Re: [DX11] ColorLab Color Correction Suite
Posted: 03 Mar 2019, 06:09
by cOJzZ
http://www.brucelindbloom.com/index.htm ... atrix.html
sRGB D65 to XYZ matrix, in:linear rgb nominal range [0,1], out: z may exceed 1
0.4124564 0.3575761 0.1804375// sum = 0.95047 (x100 = 95.047)
0.2126729 0.7151522 0.0721750// sum = 1.0000001
0.0193339 0.1191920 0.9503041// sum = 1.08883 (x100 = 108.883)
https://docs.opencv.org/master/de/d25/i ... sions.html
opencv RGB(sRGB D65) to XYZ matrix
0.412453 0.357580 0.180423//sum = 0.950456
0.212671 0.715160 0.072169//sum = 1
0.019334 0.119193 0.950227//sum = 1.088754
before XYZ to Lab
X←X/Xn,whereXn=0.950456
Z←Z/Zn,whereZn=1.088754
XYZ to Lab
Xr^(1/3) when Xr>ϵ
Lab to XYZ
Fx^3 when Fx^3>ϵ
Re: [DX11] ColorLab Color Correction Suite
Posted: 03 Mar 2019, 09:22
by SandvichDISH
@cOJzZ are you suggesting I should use OpenCV's values for my conversions?
Re: [DX11] ColorLab Color Correction Suite
Posted: 03 Mar 2019, 11:41
by cOJzZ
Before XYZ to Lab
xyz / reference white
Opencv use (0.950456, 1, 1.088754)
sorry for my broken engrisu
And in Colorlab/colorspace.fxh, used D65 = float3(94.811, 100.000, 107.304), if I'm not misunderstand something, it's x100 of the value should be used.
another not used constant D65_2 = float3(95.047, 100.000, 108.883)
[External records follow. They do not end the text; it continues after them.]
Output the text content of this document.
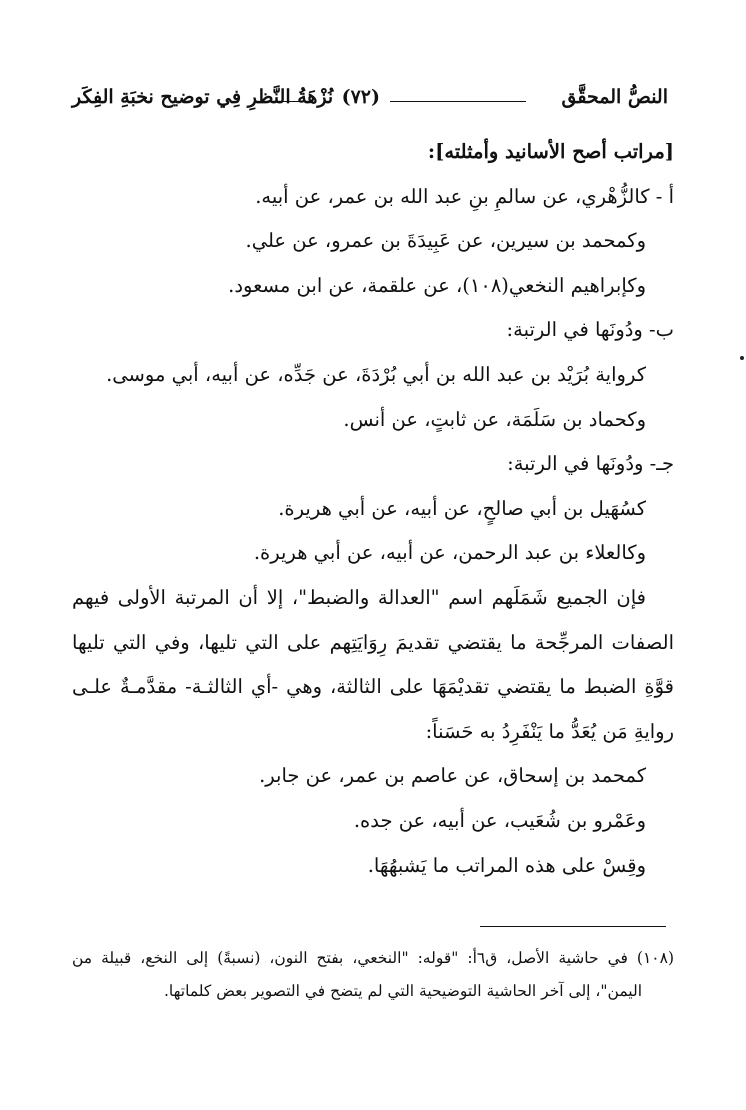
النصُّ المحقَّق
(٧٢)
نُزْهَةُ النَّظرِ فِي توضيح نخبَةِ الفِكَر
[مراتب أصح الأسانيد وأمثلته]:
أ - كالزُّهْري، عن سالمِ بنِ عبد الله بن عمر، عن أبيه.
وكمحمد بن سيرين، عن عَبِيدَةَ بن عمرو، عن علي.
وكإبراهيم النخعي(١٠٨)، عن علقمة، عن ابن مسعود.
ب- ودُونَها في الرتبة:
كرواية بُرَيْد بن عبد الله بن أبي بُرْدَةَ، عن جَدِّه، عن أبيه، أبي موسى.
وكحماد بن سَلَمَة، عن ثابتٍ، عن أنس.
جـ- ودُونَها في الرتبة:
كسُهَيل بن أبي صالحٍ، عن أبيه، عن أبي هريرة.
وكالعلاء بن عبد الرحمن، عن أبيه، عن أبي هريرة.
فإن الجميع شَمَلَهم اسم "العدالة والضبط"، إلا أن المرتبة الأولى فيهم
الصفات المرجِّحة ما يقتضي تقديمَ رِوَايَتِهم على التي تليها، وفي التي تليها
قوَّةِ الضبط ما يقتضي تقديْمَهَا على الثالثة، وهي -أي الثالثـة- مقدَّمـةٌ علـى
روايةِ مَن يُعَدُّ ما يَنْفَرِدُ به حَسَناً:
كمحمد بن إسحاق، عن عاصم بن عمر، عن جابر.
وعَمْرو بن شُعَيب، عن أبيه، عن جده.
وقِسْ على هذه المراتب ما يَشبهُهَا.
(١٠٨) في حاشية الأصل، ق٦أ: "قوله: "النخعي، بفتح النون، (نسبةً) إلى النخع، قبيلة من
اليمن"، إلى آخر الحاشية التوضيحية التي لم يتضح في التصوير بعض كلماتها.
looks like the reference white point is been coded in the rgb to xyz matrix, opencv use a tweaked one, let the sum of the second row(Y's value when rgb=(1,1,1) to be exactly 1.0)
so i think should use a reference white D65_2/100 corresponding to the rgb to xyz matrix.
when xyz2cielab
xyz > 0.008856 ? xyz = pow(xyz, 1.0/3.0) : xyz * 7.787 + (16.0/116.0);
we get xyz^(1/3) when xyz > epsilon
and when cielab2xyz
xyz = xyz > 0.008856 ? xyz = xyz * xyz * xyz : (xyz - 16.0 / 116.0) / 7.787;
it should be xyz*xyz*xyz > epsilon ?
Thank you for all the code post, I use some in my enb preset, and they're great. The per hue saturation control is wonderful.
Re: [DX11] ColorLab Color Correction Suite
Posted: 03 Mar 2019, 12:16
by SandvichDISH
You're totally right, I copied over the values without thinking about why they were normalized to a 0-100 range. You're also right to see mistakes in the CIELAB conversion functions, I carelessly uploaded the files with those mistakes in.
If you redownload the files now, these problems should be fixed.